Haemophilus influenzae type b (Hib) is a bacterium that can cause severe, invasive infections, particularly in young children. The bacterium is spread through respiratory droplets and can lead to serious conditions when it invades parts of the body that are normally sterile, such as the bloodstream or the fluid surrounding the brain. Due to the widespread use of an effective vaccine, the incidence of severe Hib disease has been reduced dramatically, making it a rare occurrence in vaccinated populations. This transformation is one of the most significant public health successes of the late 20th century, but the disease remains a threat to specific, vulnerable groups.
The Historical Burden of Hib Disease
Prior to the introduction of a widespread vaccination program, Haemophilus influenzae type b was a common and terrifying threat to children worldwide. In the United States alone, the bacterium was responsible for an estimated 20,000 cases of serious invasive disease each year before the early 1990s. The vast majority of these infections occurred in children younger than five years of age, with the highest rates seen in infants.
The annual incidence of all invasive Hib disease in the prevaccine era was high, with estimates ranging from 67 to 131 cases per 100,000 children in the United States. Hib was recognized as the leading cause of bacterial meningitis in young children. The case fatality rate for all Hib infections ranged from 3% to 7%, meaning thousands of children died annually from the disease. For those who survived, a significant percentage were left with long-term disability.
Current Incidence Rates and Surveillance
The introduction of the Hib conjugate vaccine in the late 1980s and early 1990s resulted in a precipitous decline in disease prevalence. Today, the incidence of invasive Hib disease among children under five years old has fallen by more than 99% in the United States and other developed nations. The current rate of invasive Hib disease in this age group is extremely low, reported at approximately 0.08 cases per 100,000 population.

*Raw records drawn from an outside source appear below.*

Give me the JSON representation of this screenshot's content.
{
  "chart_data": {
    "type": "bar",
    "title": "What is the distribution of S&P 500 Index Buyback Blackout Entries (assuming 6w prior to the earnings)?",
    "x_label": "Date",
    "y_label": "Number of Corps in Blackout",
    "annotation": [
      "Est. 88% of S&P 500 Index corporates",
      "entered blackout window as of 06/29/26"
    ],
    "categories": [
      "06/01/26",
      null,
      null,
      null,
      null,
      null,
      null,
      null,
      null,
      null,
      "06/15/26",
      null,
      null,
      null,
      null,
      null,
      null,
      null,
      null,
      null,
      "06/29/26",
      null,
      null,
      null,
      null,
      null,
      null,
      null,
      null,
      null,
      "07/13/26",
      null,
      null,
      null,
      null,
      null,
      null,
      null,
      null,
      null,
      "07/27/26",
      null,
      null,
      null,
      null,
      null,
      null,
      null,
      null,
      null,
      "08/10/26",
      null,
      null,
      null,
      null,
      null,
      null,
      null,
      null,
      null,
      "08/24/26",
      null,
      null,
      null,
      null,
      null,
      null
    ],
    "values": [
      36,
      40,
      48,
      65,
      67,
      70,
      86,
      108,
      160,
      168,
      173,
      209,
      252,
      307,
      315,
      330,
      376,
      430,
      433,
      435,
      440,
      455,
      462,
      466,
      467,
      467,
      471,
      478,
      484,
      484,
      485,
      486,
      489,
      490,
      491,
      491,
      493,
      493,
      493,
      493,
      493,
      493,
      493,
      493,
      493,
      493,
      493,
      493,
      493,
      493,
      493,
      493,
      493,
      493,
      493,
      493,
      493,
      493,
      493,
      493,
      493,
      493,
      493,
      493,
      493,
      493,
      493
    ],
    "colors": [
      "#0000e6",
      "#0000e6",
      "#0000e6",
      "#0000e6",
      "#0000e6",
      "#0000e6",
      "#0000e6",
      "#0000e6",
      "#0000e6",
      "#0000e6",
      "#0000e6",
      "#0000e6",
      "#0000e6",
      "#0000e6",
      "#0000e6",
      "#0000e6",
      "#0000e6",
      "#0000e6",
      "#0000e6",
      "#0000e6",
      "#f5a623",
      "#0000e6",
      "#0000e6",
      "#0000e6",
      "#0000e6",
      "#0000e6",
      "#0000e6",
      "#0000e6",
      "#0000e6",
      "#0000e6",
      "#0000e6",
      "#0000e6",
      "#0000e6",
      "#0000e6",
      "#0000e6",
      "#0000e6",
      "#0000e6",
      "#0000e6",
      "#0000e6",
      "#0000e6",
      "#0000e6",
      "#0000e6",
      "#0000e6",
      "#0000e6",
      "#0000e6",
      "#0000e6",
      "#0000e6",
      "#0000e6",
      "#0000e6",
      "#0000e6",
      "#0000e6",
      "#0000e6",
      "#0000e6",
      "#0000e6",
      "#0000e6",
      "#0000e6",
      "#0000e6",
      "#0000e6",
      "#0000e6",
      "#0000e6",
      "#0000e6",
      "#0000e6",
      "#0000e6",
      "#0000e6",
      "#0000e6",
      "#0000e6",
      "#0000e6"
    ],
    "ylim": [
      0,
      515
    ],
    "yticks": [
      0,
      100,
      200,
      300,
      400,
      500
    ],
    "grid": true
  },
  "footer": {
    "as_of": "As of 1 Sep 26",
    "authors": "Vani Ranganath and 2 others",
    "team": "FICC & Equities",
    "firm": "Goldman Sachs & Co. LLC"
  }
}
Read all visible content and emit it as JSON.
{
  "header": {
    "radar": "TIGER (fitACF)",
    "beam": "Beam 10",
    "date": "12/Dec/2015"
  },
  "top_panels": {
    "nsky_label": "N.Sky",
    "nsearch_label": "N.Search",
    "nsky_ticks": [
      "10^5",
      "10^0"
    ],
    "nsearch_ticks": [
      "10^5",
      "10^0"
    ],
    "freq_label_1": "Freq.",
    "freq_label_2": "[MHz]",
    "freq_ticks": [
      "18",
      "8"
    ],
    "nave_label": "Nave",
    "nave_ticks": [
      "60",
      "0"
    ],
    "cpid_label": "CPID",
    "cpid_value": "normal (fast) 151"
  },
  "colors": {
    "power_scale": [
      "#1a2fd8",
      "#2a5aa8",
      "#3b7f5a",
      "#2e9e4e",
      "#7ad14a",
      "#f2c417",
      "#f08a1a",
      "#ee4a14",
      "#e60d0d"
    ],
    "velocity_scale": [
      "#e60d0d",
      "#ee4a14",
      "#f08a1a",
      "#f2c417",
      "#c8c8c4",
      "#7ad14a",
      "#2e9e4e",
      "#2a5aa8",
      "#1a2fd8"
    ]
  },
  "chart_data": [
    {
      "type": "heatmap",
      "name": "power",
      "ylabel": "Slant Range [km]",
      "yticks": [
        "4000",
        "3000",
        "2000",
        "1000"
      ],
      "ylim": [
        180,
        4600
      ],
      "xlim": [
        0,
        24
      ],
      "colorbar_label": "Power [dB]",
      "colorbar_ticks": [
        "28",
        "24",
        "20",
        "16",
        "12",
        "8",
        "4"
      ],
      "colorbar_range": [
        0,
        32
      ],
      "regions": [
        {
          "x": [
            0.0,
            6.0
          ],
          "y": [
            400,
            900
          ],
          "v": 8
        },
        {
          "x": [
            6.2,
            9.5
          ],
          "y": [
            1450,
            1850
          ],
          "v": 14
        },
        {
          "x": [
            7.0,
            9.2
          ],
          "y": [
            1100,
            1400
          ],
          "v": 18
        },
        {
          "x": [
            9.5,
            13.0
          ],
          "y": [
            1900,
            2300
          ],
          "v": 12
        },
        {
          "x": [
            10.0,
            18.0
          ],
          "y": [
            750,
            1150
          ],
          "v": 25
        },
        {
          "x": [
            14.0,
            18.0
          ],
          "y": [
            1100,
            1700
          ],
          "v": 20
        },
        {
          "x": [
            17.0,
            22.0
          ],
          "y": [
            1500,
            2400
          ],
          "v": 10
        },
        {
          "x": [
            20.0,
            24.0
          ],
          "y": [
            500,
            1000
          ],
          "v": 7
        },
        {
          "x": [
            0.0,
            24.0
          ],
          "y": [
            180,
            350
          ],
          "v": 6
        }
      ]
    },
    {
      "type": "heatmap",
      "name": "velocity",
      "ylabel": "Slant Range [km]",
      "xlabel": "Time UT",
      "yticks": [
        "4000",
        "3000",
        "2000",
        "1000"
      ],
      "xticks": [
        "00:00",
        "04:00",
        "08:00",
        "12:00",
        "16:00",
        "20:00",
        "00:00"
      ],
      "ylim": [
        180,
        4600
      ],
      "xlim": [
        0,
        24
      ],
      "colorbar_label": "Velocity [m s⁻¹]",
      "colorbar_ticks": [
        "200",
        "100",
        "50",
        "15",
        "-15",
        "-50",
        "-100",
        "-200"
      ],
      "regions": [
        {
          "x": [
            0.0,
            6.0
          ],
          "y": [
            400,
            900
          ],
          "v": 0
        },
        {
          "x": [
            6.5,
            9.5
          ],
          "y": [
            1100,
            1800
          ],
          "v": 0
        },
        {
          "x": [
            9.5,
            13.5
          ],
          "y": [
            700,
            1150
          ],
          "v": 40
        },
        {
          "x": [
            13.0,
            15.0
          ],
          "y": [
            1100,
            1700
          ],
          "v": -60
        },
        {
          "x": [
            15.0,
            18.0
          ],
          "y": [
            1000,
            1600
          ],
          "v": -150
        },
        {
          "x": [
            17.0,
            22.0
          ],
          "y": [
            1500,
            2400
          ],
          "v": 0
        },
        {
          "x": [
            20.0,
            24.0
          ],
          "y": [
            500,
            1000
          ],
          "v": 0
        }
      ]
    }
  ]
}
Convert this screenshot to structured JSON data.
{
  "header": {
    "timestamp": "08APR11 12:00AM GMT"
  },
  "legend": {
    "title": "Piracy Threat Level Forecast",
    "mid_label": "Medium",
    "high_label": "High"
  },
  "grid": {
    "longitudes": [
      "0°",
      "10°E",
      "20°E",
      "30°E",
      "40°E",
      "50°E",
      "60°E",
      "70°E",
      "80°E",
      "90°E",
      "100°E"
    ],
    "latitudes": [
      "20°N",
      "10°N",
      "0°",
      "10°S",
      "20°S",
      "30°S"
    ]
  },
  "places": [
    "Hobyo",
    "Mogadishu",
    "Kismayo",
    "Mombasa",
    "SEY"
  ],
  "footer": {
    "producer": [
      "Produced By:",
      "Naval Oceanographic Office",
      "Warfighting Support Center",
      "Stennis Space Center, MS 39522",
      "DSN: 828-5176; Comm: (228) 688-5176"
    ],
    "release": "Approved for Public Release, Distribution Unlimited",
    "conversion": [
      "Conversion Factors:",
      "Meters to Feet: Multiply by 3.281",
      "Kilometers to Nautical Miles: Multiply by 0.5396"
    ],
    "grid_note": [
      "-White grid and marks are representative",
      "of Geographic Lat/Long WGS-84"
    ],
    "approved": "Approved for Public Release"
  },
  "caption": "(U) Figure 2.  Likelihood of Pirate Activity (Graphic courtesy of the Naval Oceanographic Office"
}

Public health agencies track the disease through mandatory reporting systems, such as the National Notifiable Diseases Surveillance System (NNDSS) and the Active Bacterial Core surveillance (ABCs). These surveillance systems specifically monitor invasive disease, which is defined by the isolation of the Hib bacteria from a normally sterile body site, such as the blood or cerebrospinal fluid. The current data shows that fewer than 50 cases of invasive Hib disease occur annually in young children across the U.S., a stark contrast to the thousands of cases seen historically.
Surveillance focuses on invasive Hib disease, which is the most severe manifestation. Non-invasive infections caused by Haemophilus influenzae, such as ear infections or bronchitis, are not routinely tracked by these systems and are often caused by non-type b strains. While the overall number of H. influenzae infections has increased due to non-type b and non-typeable strains, the incidence of the vaccine-preventable type b disease remains successfully suppressed.
Populations Still at Risk
Despite the success of vaccination, Hib disease persists in specific populations who lack protection. Unvaccinated or undervaccinated children remain the primary group susceptible to infection. For instance, a review of cases in young children found that a significant portion occurred in those who had not received any or all of the recommended vaccine doses.
Infants who are too young to have completed the full vaccine series are also highly vulnerable, as the highest rates of invasive infection occur in children under one year old. Although rare, vaccine failure can occur, where an age-appropriately vaccinated child still contracts the disease. This highlights that no vaccine offers 100% protection, though the Hib vaccine is remarkably effective.
Individuals with certain underlying medical conditions face a higher risk of contracting Hib disease, even if vaccinated. These conditions compromise the immune system’s ability to fight off the bacteria. Specific risk factors include:
- Asplenia (having no spleen)
- Sickle cell disease
- HIV infection
- Immunoglobulin or complement deficiency syndromes
- Patients undergoing chemotherapy, radiation therapy, or bone marrow stem cell transplants for cancer
Severe Clinical Manifestations
The reason Hib prevention is so rigorously pursued is the life-threatening nature of the resulting infections. Invasive Hib disease can manifest as several severe clinical syndromes, including bacterial meningitis, which is an infection of the membranes covering the brain and spinal cord. Meningitis is the most feared complication, often presenting with fever, a stiff neck, and altered mental status.
Another severe presentation is epiglottitis, where the flap of tissue covering the windpipe swells rapidly, potentially causing fatal airway obstruction. Hib can also cause bacteremia, which is a dangerous bloodstream infection that can spread the bacteria throughout the body. Other invasive forms include severe pneumonia, septic arthritis, and cellulitis. Even with modern antibiotic treatment, up to 20% of children who survive the infection are left with permanent neurological sequelae, such as hearing loss or intellectual disability.